Proposition de loi visant à augmenter les salaires en fonction de l’inflation

(Renvoyée à la commission des affaires sociales, à défaut de constitution d’une commission spéciale dans les délais prévus par les articles 30 et 31 du Règlement.)

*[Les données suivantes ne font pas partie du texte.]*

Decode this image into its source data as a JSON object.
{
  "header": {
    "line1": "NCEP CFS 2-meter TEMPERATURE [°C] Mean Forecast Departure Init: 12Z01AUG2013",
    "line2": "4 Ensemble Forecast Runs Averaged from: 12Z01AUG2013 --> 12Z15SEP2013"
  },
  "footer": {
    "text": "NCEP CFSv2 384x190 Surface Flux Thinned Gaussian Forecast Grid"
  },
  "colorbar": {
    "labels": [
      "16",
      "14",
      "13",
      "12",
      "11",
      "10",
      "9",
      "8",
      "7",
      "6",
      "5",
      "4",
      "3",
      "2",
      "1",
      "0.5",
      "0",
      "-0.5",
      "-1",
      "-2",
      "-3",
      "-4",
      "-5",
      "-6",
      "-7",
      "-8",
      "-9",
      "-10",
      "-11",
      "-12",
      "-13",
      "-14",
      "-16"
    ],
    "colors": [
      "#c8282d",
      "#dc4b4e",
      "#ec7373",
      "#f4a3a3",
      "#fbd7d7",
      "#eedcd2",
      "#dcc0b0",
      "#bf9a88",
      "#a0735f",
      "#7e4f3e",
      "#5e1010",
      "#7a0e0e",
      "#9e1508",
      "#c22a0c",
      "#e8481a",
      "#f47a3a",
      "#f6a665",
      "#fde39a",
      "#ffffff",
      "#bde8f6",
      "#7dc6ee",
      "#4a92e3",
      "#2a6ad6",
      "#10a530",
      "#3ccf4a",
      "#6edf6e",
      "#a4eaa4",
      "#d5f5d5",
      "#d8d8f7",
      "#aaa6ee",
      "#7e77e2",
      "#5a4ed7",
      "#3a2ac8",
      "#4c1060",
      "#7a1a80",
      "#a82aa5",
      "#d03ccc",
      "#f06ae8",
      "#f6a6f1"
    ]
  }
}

présentée par Mesdames et Messieurs

Fabien ROUSSEL, Soumya BOUROUAHA, Moetai BROTHERSON, Jean‑Victor CASTOR, Steve CHAILLOUX, André CHASSAIGNE, Pierre DHARRÉVILLE, Elsa FAUCILLON, Sébastien JUMEL, Emeline K/BIDI, Tematai LE GAYIC, Karine LEBON, Jean-Paul LECOQ, Yannick MONNET, Marcellin NADEAU, Stéphane PEU, Davy RIMANE, Nicolas SANSU, Jean-Marc TELLIER, Hubert WULFRANC.

député-e-s.

EXPOSÉ DES MOTIFS

Mesdames, Messieurs,

Le SMIC, qui évolue en fonction de l’inflation, atteint péniblement 1 678,95 euros brut soit 1 329,05 euros net. Il a augmenté de 7,76 % à la faveur de quatre révisions depuis le 1er octobre 2021 car son évolution est indexée sur l’inflation.

Ce n’est pas le cas de l’ensemble des salaires, à tel point que des salaires légèrement au‑dessus du SMIC sont aujourd’hui rattrapés par le salaire minimum. Certains se retrouvent même en dessous !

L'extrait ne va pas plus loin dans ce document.